Toward that end, White organized the Downtown Business Operators Council, preaching responsible entrepreneurship. Each of his company's properties has a referral desk where tenants can find out about social services. You can avert many crimes, White says, simply by letting people know where they can go to get things like food stamps or bus tokens. The mother who has to prostitute herself to feed her children might change her lifestyle if she knows where to get help. When residents decide they won't put up with criminal mischief, White says, it'll be easier to do business on East Fremont and people will want to live there.


"East Fremont is only as good as we want it to be."


For 20 years, that hasn't been very good, though the self-avowed optimist is betting that "in two to three years, I think you're going a see a big change in the perception of the area."


Two to three years is impossibly ambitious.

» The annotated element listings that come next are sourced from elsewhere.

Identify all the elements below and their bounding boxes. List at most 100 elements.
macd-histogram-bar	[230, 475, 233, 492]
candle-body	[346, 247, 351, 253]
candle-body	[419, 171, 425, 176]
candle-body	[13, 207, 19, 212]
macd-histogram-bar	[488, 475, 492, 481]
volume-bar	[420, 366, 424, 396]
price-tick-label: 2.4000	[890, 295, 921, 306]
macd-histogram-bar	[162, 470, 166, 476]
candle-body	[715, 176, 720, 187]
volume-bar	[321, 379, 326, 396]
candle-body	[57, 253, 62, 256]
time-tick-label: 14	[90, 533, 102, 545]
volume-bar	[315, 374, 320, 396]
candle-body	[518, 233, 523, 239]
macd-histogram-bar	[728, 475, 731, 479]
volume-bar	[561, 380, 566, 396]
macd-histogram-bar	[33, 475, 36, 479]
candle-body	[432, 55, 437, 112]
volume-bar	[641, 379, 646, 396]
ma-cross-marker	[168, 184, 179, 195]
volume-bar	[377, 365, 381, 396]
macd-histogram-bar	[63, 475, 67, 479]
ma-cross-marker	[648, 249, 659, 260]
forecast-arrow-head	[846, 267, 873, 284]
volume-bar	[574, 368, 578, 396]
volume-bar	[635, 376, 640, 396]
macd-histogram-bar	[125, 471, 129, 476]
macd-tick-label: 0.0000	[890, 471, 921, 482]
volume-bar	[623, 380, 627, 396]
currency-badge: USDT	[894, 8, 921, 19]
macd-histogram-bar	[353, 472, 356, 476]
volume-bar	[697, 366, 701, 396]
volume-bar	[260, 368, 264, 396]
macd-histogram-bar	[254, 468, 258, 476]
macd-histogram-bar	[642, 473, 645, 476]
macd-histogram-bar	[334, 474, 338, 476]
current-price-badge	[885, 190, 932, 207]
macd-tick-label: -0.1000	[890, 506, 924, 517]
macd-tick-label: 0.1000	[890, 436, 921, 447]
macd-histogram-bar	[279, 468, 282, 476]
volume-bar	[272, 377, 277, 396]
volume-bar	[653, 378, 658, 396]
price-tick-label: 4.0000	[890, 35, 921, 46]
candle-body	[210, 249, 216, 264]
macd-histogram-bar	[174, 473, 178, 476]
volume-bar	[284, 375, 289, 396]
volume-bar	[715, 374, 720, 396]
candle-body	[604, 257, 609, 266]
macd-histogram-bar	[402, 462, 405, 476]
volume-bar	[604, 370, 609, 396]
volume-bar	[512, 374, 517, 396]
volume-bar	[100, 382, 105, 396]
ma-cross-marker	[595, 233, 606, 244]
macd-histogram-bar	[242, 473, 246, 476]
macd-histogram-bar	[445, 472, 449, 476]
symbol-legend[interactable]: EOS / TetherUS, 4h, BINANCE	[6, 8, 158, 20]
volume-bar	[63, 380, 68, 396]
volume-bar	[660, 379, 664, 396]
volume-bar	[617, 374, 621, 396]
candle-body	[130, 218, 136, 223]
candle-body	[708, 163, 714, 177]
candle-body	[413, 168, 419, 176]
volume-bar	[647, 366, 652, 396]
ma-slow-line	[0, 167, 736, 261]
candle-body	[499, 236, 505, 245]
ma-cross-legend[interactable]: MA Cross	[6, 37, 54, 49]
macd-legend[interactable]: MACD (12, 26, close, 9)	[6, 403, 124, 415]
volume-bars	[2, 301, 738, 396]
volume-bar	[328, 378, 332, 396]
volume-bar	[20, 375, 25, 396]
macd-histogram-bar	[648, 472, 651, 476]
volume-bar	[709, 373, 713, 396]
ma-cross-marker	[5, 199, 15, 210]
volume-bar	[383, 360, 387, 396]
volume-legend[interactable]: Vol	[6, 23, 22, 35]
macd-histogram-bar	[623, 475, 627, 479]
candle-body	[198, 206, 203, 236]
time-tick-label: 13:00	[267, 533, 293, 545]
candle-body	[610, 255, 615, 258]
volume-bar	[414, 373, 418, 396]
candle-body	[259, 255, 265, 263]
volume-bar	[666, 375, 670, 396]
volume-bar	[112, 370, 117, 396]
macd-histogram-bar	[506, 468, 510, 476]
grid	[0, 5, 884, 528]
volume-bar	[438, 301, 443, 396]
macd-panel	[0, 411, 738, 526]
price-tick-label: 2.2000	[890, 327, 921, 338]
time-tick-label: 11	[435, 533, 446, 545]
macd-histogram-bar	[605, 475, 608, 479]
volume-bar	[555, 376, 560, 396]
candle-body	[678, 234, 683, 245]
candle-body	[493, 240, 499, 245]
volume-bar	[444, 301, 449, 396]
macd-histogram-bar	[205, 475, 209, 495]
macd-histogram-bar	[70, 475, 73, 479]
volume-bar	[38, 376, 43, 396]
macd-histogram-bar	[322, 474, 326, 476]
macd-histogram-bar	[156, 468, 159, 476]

If the city starts buying out absentee motel owners and razing mini-marts, extends revitalization efforts to Eastern (lest the proposed entertainment district bump up against motels and mini-marts), initiates plans to put an urban park where low-rent apartments now stand, upgrades lighting on sidestreets and secures investors for restaurants, bars and clubs, then perceptions about East Fremont might change.


Working against the city is history: It's never done this before.


History is also working against the police. Despite yeoman efforts, they've not been able to uproot the homeless, the gang members and the hookers.


Moreover, Fremont's a product of its environment, a victim of its own reputation. Repackaging it would be a task for any tourist commission. How do you sell an area where the one constant over 20 years has been crime? Can you sell it?


You can take the reputation out of Fremont Street, but can you can take Fremont Street away from its reputation?